Kennedy joined Stourbridge as player-manager in August 1962 and later turned out for his works team, Brockhouse Works F.C. He retired from playing in 1966 at the age of 40. He continued to work at Brockhouse until the age of 60, when he collapsed and died there in September 1986.

===International career===
Kennedy captained the England 'B' team on three occasions and also represented the FA XI. He was a permanent reserve for the full England side during the early 1950s but never earned a cap.

==Style of play==
In 2002 football journalist Gavin McOwan listed Kennedy at no. 17 in his list of West Bromwich Albion's 50 Greatest Players, regarding him as the best (English) Albion player never to win an England cap.
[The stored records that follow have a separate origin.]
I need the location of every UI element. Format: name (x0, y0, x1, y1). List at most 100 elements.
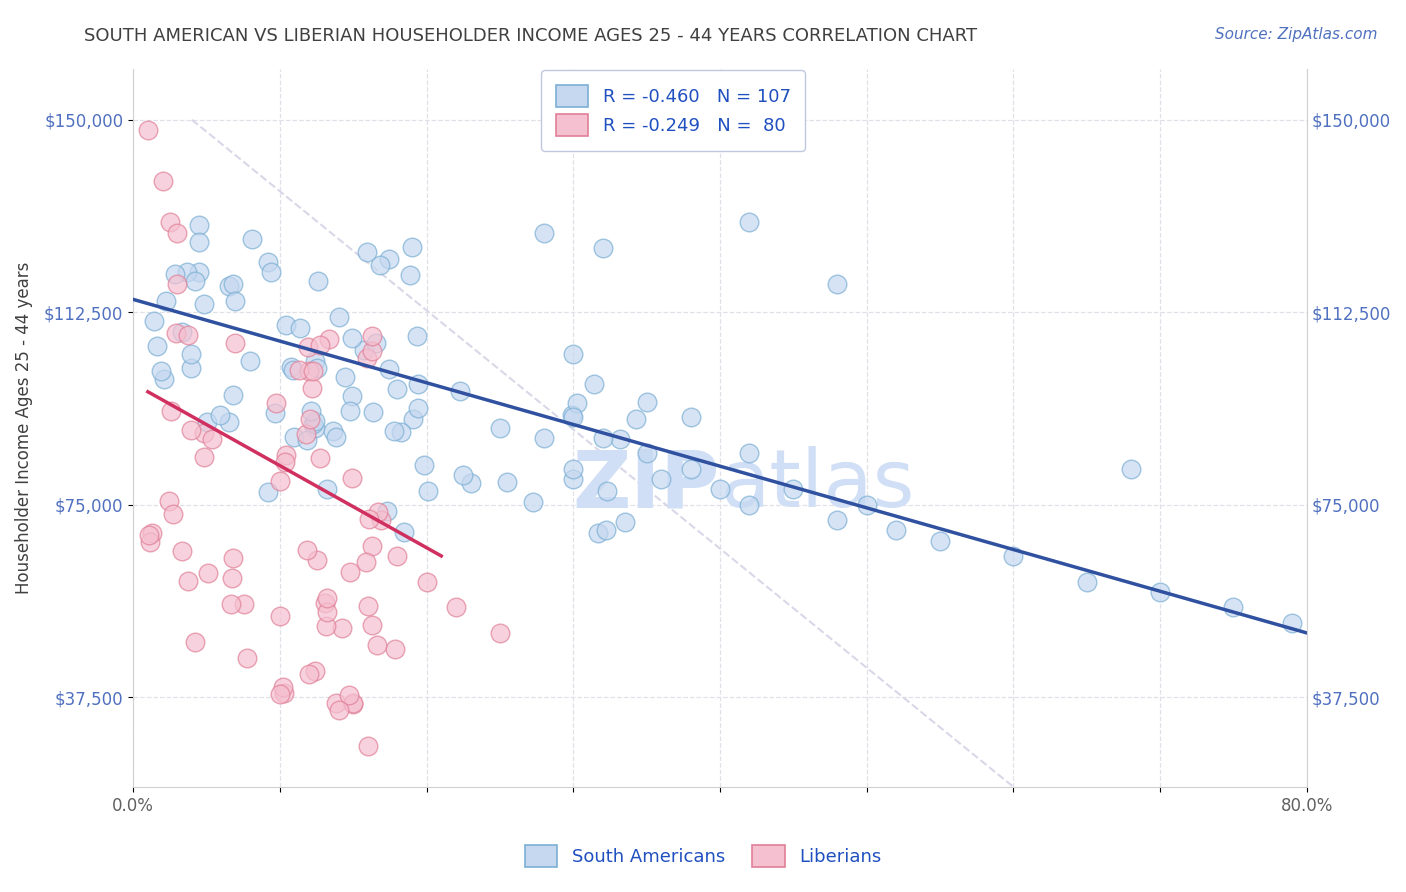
Point (370, 513, 392, 527)
Point (269, 475, 291, 489)
Point (361, 405, 384, 419)
Text: SOUTH AMERICAN VS LIBERIAN HOUSEHOLDER INCOME AGES 25 - 44 YEARS CORRELATION CHA: SOUTH AMERICAN VS LIBERIAN HOUSEHOLDER I… (84, 27, 977, 45)
Point (187, 219, 209, 233)
Point (257, 484, 280, 499)
Point (449, 384, 471, 398)
Point (387, 549, 409, 563)
Text: ZIP: ZIP (572, 446, 720, 524)
Point (240, 232, 263, 246)
Point (222, 550, 245, 565)
Point (650, 472, 672, 486)
Point (679, 410, 702, 425)
Point (184, 274, 207, 288)
Point (357, 739, 380, 753)
Point (401, 240, 423, 254)
Text: Source: ZipAtlas.com: Source: ZipAtlas.com (1215, 27, 1378, 42)
Point (299, 411, 322, 425)
Text: atlas: atlas (720, 446, 914, 524)
Point (176, 265, 198, 279)
Point (149, 364, 172, 378)
Point (298, 667, 321, 681)
Point (188, 264, 211, 278)
Point (152, 174, 174, 188)
Point (301, 381, 323, 395)
Point (562, 410, 585, 425)
Point (304, 664, 326, 678)
Point (357, 599, 380, 613)
Point (322, 424, 344, 438)
Point (302, 364, 325, 378)
Point (624, 412, 647, 426)
Point (392, 525, 415, 540)
Point (233, 597, 256, 611)
Point (280, 359, 302, 374)
Point (297, 340, 319, 354)
Point (316, 606, 339, 620)
Point (353, 343, 375, 357)
Point (533, 431, 555, 445)
Point (193, 425, 215, 440)
Point (609, 432, 631, 446)
Point (236, 651, 259, 665)
Point (180, 360, 202, 375)
Point (359, 512, 381, 526)
Point (221, 597, 243, 611)
Point (460, 476, 482, 491)
Point (567, 395, 589, 409)
Point (165, 267, 187, 281)
Point (188, 235, 211, 250)
Point (342, 698, 364, 712)
Point (221, 388, 243, 402)
Point (884, 524, 907, 538)
Point (295, 543, 318, 558)
Point (218, 415, 240, 429)
Point (138, 528, 160, 542)
Point (339, 404, 361, 418)
Point (141, 525, 163, 540)
Point (360, 540, 382, 554)
Point (307, 274, 329, 288)
Point (1281, 615, 1303, 630)
Point (283, 430, 305, 444)
Point (142, 314, 165, 328)
Point (444, 600, 467, 615)
Point (136, 123, 159, 137)
Point (1119, 461, 1142, 475)
Point (157, 494, 180, 508)
Point (562, 347, 585, 361)
Point (273, 686, 295, 700)
Point (335, 370, 357, 384)
Point (208, 408, 231, 422)
Point (160, 403, 183, 417)
Point (592, 431, 614, 445)
Point (332, 621, 354, 635)
Point (340, 389, 363, 403)
Point (177, 574, 200, 588)
Legend: South Americans, Liberians: South Americans, Liberians (517, 838, 889, 874)
Point (264, 406, 287, 420)
Point (298, 364, 321, 378)
Point (153, 372, 176, 386)
Point (259, 265, 281, 279)
Point (561, 409, 583, 423)
Point (586, 526, 609, 541)
Point (406, 329, 429, 343)
Point (562, 472, 585, 486)
Point (328, 310, 350, 324)
Point (613, 515, 636, 529)
Point (325, 430, 347, 444)
Point (855, 498, 877, 512)
Point (139, 535, 162, 549)
Point (636, 395, 658, 409)
Point (281, 363, 304, 377)
Point (342, 696, 364, 710)
Point (451, 467, 474, 482)
Point (402, 412, 425, 426)
Point (489, 420, 512, 434)
Point (197, 566, 219, 580)
Point (738, 446, 761, 460)
Point (193, 296, 215, 310)
Point (595, 523, 617, 537)
Point (340, 471, 363, 485)
Point (709, 482, 731, 496)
McOwan says that what Kennedy lacked in pace, he made up for with tactical awareness and positioning. Albion club historian Tony Matthews meanwhile has described Kennedy as being "steady, totally reliable, consistent, superb in the air, sure and sound on the ground." Whilst at Albion, Kennedy quickly earned the nickname "Spring-heeled Joe" because of his ability to jump for high balls. He was never sent off during his career and rarely committed a foul.

==Career statistics==

| Club | Season | League | FA Cup | Charity Shield | Total | | | |
| App | Goals | App | Goals | App | Goals | App | Goals | |
| West Bromwich Albion | 1948–49 | 8 | 1 | 0 | 0 | 0 | 0 | 8 | 1 |
| 1949–50 | 34 | 0 | 2 | 0 | 0 | 0 | 36 | 0 |
| 1950–51 | 35 | 0 | 2 | 0 | 0 | 0 | 37 | 0 |
| 1951–52 | 36 | 1 | 3 | 0 | 0 | 0 | 39 | 1 |
| 1952–53 | 26 | 0 | 2 | 0 | 0 | 0 | 28 | 0 |
| 1953–54 | 13 | 0 | 1 | 0 | 0 | 0 | 14 | 0 |
| 1954–55 | 32 | 0 | 0 | 0 | 1 | 0 | 33 | 0 |
| 1955–56 | 31 | 1 | 3 | 0 | 0 | 0 | 34 | 1 |
| 1956–57 | 35 | 0 | 8 | 0 | 0 | 0 | 43 | 0 |
| 1957–58 | 34 | 0 | 7 | 0 | 0 | 0 | 41 | 0 |
| 1958–59 | 10 | 0 | 0 | 0 | 0 | 0 | 10 | 0 |
| 1959–60 | 41 | 0 | 3 | 1 | 0 | 0 | 44 | 1 |
| 1960–61 | 29 | 0 | 1 | 0 | 0 | 0 | 30 | 0 |
| Subtotal | 364 | 3 | 32 | 1 | 1 | 0 | 397 | 4 |
| Chester | 1961–62 | 35 | 0 | 0 | 0 | 0 | 0 | 35 | 0 |
| Subtotal | 35 | 0 | 0 | 0 | 0 | 0 | 35 | 0 |
| Total | | 399 | 3 | 32 | 1 | 1 | 0 | 432 | 4 |
Kennedy also played in one Football League Cup match for Chester.